Commonwealth Court has struck down a charter-school enrollment cap in Delaware County's struggling Chester Upland School District, where charters already make up more than half the kindergarten-to-eighth-grade enrollment.

Unless the ruling, handed down Friday, is overturned, charters in the Chester Upland district will be able to expand by at least 1,000 more children under resolutions passed in 2006 by a Republican-dominated oversight board appointed by the state and the county courts.

Those resolutions were canceled and rewritten last year by a superseding oversight panel, the Chester Upland Empowerment Board, appointed by Gov. Rendell.

The district now has 2,720 charter students and 4,022 regular school students.

Steven Lee, the CEO of the Chester Community Charter School, the district's largest charter, said in a statement yesterday: "This is a great legal victory for the students and parents of the city of Chester. Now, families in the Chester community are assured of having the increased choice of educational options that was intended for them and their children under the law."

C. Marc Woolley, chairman of the new empowerment board, said yesterday that the ruling threatens the district's future and promised an appeal.

If the ruling stands, he said, "it would lead to the reduction of services on the public school side, so much so that the viability of the district would be in question."

Last April, the empowerment board - which oversees the district in place of a regular school board because of its poor academic performance and precarious financial condition - passed a resolution capping the total number of charter school students in the district at 2,573; later another 150 were added to that number.

The three existing charter schools now make up 56 percent of the K-8 district enrollment and about 40 percent of total district enrollment.

The empowerment board said when it passed the resolution that the Pennsylvania law authorizing state empowerment boards to operate distressed school districts gives them the right to cancel or modify any contracts districts have signed, other than teachers' contracts. Charters, it said, should be regarded as contracts under that law and so could be canceled or changed.

The board, appointed in March 2007 by Gov. Rendell to replace the Republican-dominated panel, sought to cancel a series of resolutions passed in 2006 by its GOP-controlled predecessor that had allowed two charters to expand and created a third.
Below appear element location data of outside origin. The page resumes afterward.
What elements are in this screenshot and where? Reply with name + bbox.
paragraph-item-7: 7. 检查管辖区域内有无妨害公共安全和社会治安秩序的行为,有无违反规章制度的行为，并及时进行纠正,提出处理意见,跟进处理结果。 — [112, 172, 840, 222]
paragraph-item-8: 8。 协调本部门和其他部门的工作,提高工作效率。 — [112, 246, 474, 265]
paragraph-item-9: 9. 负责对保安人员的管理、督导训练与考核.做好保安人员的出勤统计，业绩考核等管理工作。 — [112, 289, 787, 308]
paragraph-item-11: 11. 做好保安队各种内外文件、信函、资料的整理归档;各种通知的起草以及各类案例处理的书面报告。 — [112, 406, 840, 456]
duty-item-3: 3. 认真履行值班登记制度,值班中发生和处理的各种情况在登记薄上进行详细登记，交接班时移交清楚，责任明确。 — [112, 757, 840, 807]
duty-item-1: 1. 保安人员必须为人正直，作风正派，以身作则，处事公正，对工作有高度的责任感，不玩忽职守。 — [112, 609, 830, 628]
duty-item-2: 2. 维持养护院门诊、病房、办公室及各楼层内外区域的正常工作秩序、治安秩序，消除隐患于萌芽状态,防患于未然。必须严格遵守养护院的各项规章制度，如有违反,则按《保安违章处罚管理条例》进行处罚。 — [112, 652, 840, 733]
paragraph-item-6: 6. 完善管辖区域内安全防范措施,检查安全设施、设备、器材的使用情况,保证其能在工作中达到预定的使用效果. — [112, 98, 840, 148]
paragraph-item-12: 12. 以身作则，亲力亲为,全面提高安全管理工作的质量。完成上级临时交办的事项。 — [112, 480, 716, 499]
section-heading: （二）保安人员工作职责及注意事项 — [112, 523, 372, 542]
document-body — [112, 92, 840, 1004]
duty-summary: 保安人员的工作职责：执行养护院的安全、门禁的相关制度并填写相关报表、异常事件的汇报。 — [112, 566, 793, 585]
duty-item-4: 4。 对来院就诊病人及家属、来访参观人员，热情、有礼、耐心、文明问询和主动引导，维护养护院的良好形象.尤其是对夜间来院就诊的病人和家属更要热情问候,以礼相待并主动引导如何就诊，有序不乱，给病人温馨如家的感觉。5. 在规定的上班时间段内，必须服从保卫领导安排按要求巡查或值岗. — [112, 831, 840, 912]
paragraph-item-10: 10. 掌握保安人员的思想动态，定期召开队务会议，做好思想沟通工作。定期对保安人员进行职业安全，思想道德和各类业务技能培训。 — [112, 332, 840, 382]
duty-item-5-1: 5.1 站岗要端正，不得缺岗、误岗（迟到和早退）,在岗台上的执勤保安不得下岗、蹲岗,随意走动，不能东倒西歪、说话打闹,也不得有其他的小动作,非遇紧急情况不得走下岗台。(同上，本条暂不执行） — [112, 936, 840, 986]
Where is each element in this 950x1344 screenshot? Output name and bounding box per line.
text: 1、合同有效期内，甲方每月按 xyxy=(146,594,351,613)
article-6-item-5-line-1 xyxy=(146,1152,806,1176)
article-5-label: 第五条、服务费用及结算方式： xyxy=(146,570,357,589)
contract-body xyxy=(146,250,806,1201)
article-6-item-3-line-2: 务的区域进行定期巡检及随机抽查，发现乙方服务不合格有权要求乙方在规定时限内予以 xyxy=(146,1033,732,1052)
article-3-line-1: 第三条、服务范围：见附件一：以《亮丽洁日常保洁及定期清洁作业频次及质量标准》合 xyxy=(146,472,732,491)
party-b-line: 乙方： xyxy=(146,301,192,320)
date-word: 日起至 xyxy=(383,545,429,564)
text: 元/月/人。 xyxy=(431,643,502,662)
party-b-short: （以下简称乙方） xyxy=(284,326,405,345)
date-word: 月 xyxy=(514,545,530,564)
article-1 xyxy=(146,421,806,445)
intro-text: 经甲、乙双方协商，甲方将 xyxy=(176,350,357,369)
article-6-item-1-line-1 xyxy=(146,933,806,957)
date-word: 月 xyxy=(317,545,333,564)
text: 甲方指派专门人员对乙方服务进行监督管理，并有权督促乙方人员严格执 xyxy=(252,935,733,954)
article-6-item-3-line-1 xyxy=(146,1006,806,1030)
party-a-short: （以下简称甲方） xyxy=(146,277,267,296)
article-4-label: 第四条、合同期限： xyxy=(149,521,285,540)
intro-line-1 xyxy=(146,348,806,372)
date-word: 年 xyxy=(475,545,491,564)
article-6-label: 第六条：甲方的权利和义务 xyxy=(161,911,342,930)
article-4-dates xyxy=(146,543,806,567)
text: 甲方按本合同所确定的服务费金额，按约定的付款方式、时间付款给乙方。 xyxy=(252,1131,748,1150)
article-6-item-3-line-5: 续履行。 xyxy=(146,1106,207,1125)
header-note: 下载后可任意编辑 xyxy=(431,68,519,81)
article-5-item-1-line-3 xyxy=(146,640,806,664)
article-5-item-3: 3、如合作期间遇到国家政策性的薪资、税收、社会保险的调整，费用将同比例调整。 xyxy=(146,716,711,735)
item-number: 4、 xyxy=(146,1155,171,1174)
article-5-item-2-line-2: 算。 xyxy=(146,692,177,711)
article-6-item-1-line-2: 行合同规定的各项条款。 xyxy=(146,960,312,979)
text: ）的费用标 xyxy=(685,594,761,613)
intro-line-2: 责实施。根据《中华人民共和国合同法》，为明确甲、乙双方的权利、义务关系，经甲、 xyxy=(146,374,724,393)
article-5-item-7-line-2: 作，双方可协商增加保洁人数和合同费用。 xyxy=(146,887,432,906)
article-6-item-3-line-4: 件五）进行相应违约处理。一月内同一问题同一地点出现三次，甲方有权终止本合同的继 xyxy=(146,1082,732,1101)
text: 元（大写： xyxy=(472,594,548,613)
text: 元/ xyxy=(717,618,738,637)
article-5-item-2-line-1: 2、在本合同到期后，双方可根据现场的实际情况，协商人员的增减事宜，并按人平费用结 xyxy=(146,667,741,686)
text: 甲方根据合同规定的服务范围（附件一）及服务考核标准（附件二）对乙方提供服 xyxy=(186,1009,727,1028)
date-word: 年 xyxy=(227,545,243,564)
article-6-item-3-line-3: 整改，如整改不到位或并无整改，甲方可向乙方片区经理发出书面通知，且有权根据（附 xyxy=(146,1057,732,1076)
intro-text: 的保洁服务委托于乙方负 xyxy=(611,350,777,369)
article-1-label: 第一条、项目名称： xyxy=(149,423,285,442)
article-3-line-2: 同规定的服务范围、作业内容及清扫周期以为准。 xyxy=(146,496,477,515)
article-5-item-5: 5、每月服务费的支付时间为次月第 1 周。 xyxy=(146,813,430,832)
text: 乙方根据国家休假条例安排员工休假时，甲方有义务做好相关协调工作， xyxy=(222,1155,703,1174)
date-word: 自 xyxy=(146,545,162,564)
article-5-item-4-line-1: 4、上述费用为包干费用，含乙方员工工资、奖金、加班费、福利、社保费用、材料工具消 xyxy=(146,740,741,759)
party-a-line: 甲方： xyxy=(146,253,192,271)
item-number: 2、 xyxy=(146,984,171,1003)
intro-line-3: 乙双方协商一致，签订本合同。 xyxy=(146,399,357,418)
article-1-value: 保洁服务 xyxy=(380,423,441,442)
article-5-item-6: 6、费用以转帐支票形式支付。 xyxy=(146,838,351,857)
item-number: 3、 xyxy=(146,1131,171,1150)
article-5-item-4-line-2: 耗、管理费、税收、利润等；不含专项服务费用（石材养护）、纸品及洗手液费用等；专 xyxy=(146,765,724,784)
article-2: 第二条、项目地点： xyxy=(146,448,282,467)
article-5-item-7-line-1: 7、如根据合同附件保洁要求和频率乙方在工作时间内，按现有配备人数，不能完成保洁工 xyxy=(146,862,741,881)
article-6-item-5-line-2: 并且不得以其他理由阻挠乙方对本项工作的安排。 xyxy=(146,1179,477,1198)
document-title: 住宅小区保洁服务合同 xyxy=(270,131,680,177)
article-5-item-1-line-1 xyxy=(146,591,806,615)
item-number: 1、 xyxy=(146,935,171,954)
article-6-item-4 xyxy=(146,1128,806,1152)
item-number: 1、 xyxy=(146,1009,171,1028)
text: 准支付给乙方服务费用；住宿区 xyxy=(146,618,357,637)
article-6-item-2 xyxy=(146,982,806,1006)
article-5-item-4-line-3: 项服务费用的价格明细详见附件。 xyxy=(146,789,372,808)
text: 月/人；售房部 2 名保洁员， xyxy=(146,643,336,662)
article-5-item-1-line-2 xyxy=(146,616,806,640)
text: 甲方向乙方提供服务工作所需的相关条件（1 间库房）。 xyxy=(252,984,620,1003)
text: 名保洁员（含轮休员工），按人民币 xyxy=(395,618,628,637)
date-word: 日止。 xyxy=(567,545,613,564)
The 2006 agreement gave the Chester Community Charter, which now has 2,124 Chester Upland students in its schools, the ability to expand to at least 3,000 students by 2011. It also gave the newly created Widener Partnership Charter school, which now has 146 students, the right to grow to 300 children. The third charter school, the 450-student Village Charter, is unaffected by the ruling, Woolley said; it is slated to close in June because it failed to meet performance benchmarks set by the district.

In response to the imposition in April of the charter-school cap, a Chester Community Charter School parent sued in Delaware County Court, which ruled that the cap was illegal; the school district and empowerment board appealed.

In the 5-1 Commonwealth Court ruling released last week, Judge Dante R. Pellegrini wrote that charter schools do not have a contractual relationship with school districts, so the board could not change the terms of the charters the earlier board had granted.

He wrote: "the relationship between a school district and a charter school is not contractual, but regulatory. . . . It is more like the issuance of a regulatory permit where the state or local government must honor the terms of the permit unless breached by the party receiving the permit."